Finding subarray maximum is a very common problem. With value updates in specific positions, it can easily be solved with a segment tree. If you haven’t solved such problems yet, you may want to try it before as you’ll need a similar approach anyway.
Let’s divide the solution into some sub problems,
i. To be able to find range max query for a given range. ii. To be able to handle change signs of all values in a given range. iii. To be able to cut a sub-array of size X and merge anywhere in an array.
Let’s assume we’re storing prefix_max, prefix_min, suffix_max, suffix_min, ans_min, ans_max.

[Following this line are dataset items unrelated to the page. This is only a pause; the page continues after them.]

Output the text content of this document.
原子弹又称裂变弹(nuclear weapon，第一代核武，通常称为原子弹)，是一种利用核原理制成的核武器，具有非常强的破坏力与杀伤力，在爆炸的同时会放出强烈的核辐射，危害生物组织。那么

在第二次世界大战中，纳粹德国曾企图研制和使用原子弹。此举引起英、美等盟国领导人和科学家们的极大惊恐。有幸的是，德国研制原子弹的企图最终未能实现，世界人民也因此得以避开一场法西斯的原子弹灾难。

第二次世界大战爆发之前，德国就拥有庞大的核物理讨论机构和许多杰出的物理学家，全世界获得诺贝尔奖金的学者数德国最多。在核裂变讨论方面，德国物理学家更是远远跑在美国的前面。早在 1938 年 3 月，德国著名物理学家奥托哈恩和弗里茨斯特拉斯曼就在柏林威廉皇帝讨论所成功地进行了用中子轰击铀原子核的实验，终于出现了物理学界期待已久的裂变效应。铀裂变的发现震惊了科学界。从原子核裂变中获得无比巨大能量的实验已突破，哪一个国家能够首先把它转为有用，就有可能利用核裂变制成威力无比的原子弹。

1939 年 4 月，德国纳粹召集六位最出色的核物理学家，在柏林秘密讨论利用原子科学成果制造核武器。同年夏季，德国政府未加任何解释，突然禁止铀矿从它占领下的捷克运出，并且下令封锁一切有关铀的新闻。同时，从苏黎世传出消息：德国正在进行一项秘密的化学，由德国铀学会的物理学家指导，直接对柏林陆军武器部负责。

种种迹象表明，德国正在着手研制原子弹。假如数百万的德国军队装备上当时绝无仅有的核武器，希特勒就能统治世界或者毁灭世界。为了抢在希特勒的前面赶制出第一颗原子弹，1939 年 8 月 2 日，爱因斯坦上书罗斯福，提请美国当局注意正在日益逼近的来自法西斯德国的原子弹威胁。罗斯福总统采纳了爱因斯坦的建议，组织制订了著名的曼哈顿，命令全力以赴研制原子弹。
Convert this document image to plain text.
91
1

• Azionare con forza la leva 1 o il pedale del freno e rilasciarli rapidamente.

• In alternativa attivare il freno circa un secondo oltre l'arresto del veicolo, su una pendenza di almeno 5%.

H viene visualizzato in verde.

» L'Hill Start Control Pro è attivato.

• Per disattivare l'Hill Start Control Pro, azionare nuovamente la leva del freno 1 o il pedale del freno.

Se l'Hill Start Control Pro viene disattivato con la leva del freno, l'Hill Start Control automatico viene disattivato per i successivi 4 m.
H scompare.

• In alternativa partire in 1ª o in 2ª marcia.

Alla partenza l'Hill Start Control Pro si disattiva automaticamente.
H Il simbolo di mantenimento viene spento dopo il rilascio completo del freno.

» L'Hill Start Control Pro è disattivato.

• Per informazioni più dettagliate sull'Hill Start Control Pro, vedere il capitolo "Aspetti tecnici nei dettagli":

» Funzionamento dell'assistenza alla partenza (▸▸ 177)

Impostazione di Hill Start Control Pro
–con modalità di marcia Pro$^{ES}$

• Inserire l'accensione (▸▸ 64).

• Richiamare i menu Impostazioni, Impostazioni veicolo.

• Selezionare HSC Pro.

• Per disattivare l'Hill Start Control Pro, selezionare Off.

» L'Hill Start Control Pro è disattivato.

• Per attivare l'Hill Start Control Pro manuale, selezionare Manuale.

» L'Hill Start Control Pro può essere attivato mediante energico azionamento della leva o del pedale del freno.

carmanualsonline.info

For (ii), you can easily use a lazy approach for segment tree solutions where you can just swap all the mins with maxes when you reach a node_completely_within_ranges.
For (iii), segment tree won’t work in any normal approach and honestly, I don’t think it’s possible to solve using segment tree. Here we’ll need a rope-like data structure that can cut any range and merge it anywhere under O(logN) time complexity. Here a balanced binary tree or a treap can potentially help you do the cutting and merging in O(logN) complexity while following your given ruleset. But yes, you’ll quite possibly need to implement the lazy approach in these data structures as well. I’ll leave (i) to you and it shouldn’t be a problem if you’ve come this far. However, as a hint, you can find the query answers easily in O(logN) as well using such data structures. So, the overall complexity of the solution will be O(QlogN).